Berp was written primarily for the reasons stated in the previous section. Therefore technical merit was less important when I started. However, there may just be some benefit in the approach I have taken. Here are some speculative reasons:

  • The GHC runtime system. GHC provides a very sophisticated runtime system. By translating to Haskell I get to use all of its great features for free. One of the big early wins is that I get a garbage collector (you don’t want to write those if you don’t have to). Later on I hope to take advantage of GHC’s concurrency features, such as lightweight threads and software transactional memory.
  • Monad transformers. Haskell’s monad transformers, particularly the continuation monad transformer ContT, make it relatively easy to implement the effectful features of Python. This means that berp can translate Python constructs into high-level Haskell constructs. This made the compiler very easy to write, which in turn has allowed me to play with some fun extensions like tail call optimisation and first-class continuations (callCC). The interaction of control flow operators in Python can get rather tricky, so it has been a great advantage to work with high-level Haskell code as output. Sometimes I think of berp as a very detailed study of the continuation monad.
  • Safety. Haskell’s type system is essentially a form of lightweight formal verification. Compilers are hard to get right, so it helps to implement your compiler in a type safe language. In future work I might see if I can make the compiler even safer by using more sophisticated aspects of the type system.

What are the potential technical disadvantages of your approach?

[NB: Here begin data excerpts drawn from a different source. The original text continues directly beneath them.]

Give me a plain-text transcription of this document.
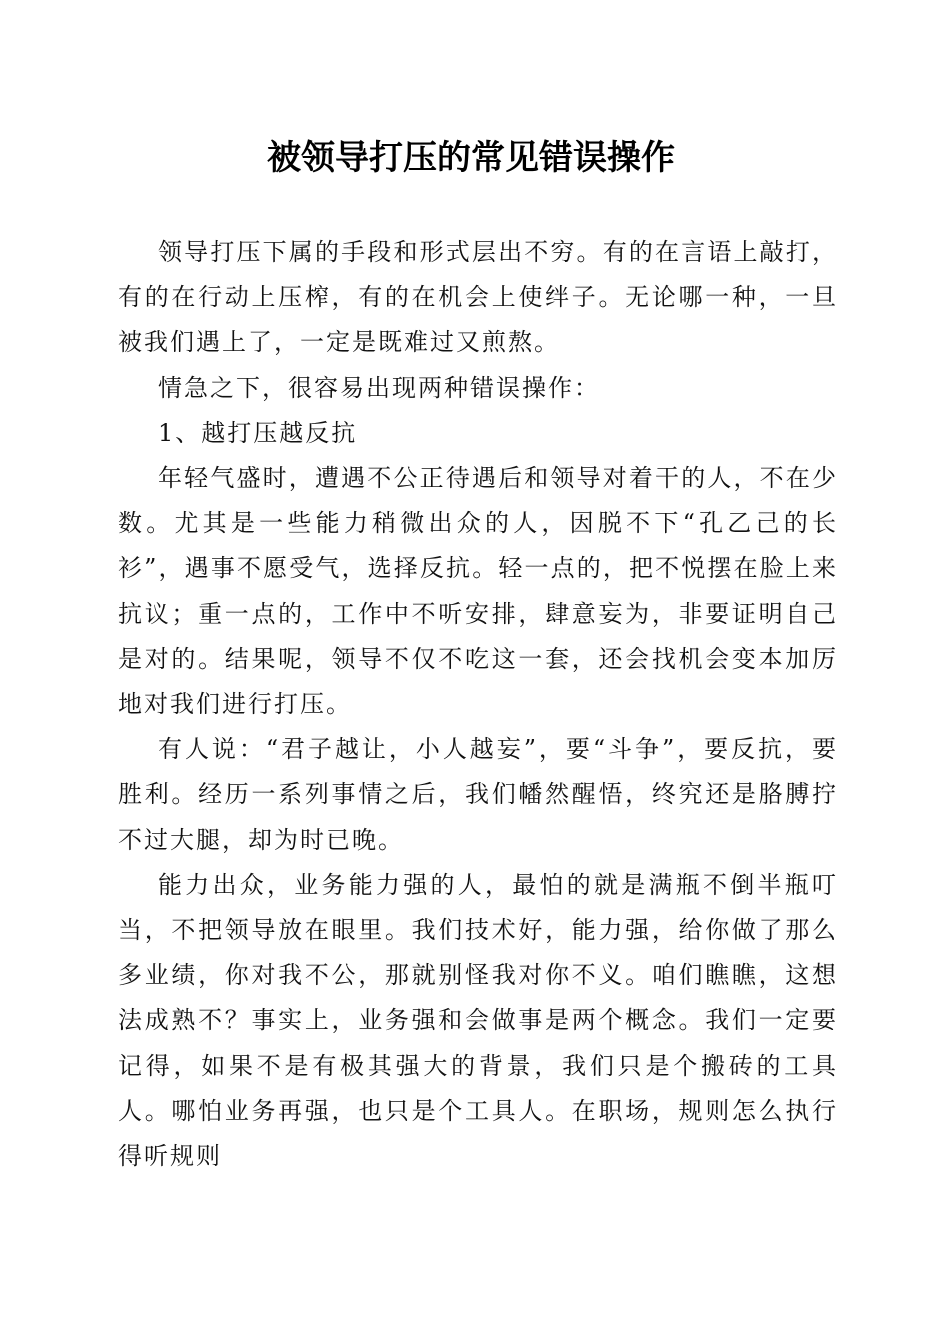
被领导打压的常见错误操作

领导打压下属的手段和形式层出不穷。有的在言语上敲打，有的在行动上压榨，有的在机会上使绊子。无论哪一种，一旦被我们遇上了，一定是既难过又煎熬。

情急之下，很容易出现两种错误操作：

1、越打压越反抗

年轻气盛时，遭遇不公正待遇后和领导对着干的人，不在少数。尤其是一些能力稍微出众的人，因脱不下“孔乙己的长衫”，遇事不愿受气，选择反抗。轻一点的，把不悦摆在脸上来抗议；重一点的，工作中不听安排，肆意妄为，非要证明自己是对的。结果呢，领导不仅不吃这一套，还会找机会变本加厉地对我们进行打压。

有人说：“君子越让，小人越妄”，要“斗争”，要反抗，要胜利。经历一系列事情之后，我们幡然醒悟，终究还是胳膊拧不过大腿，却为时已晚。

能力出众，业务能力强的人，最怕的就是满瓶不倒半瓶叮当，不把领导放在眼里。我们技术好，能力强，给你做了那么多业绩，你对我不公，那就别怪我对你不义。咱们瞧瞧，这想法成熟不？事实上，业务强和会做事是两个概念。我们一定要记得，如果不是有极其强大的背景，我们只是个搬砖的工具人。哪怕业务再强，也只是个工具人。在职场，规则怎么执行得听规则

  • Incompleteness. Python is known as a dynamic language. Haskell is known as a static language. To some extent this difference is hard to reconcile. For example, Python supports an eval() primitive which allows you to compile code from a string and load it into a running program. This might be possible in Haskell with dynamic linking, but it is likely to be tricky. It is quite likely that there will be features of Python than cannot reasonably be implemented in the approach taken by berp.
  • Performance. This is not necessarily a problem with Haskell, but more with the way things are currently represented in berp. There are occasions in berp where the encoding of Python concepts is less than ideal in terms of efficiency. Sometimes the fact that berp can generate machine code makes up for the overheads, but what you win on the swings you sometimes lose on the roundabouts. At the moment it is far too early to tell how the performance is going to compare with CPython. It would be unwise to pay much attention to micro-benchmarks because the code is too immature.
  • Laziness. I like lazy evaluation in Haskell, but Python is a strict language, so there is little benefit in translating Python to a lazy language. Perhaps down the track it might come in handy, but, by-and-large, berp does not take advantage of it. There is a potential runtime cost to laziness that we’d like to avoid. At the moment there are probably some performance warts in berp which are caused by unwarranted laziness. I plan to investigate the matter further when I start tuning the performance. In some ways it might make better sense to translate Python to a strict functional language, such as OCaml, but I’ve chosen Haskell for other reasons (as noted above).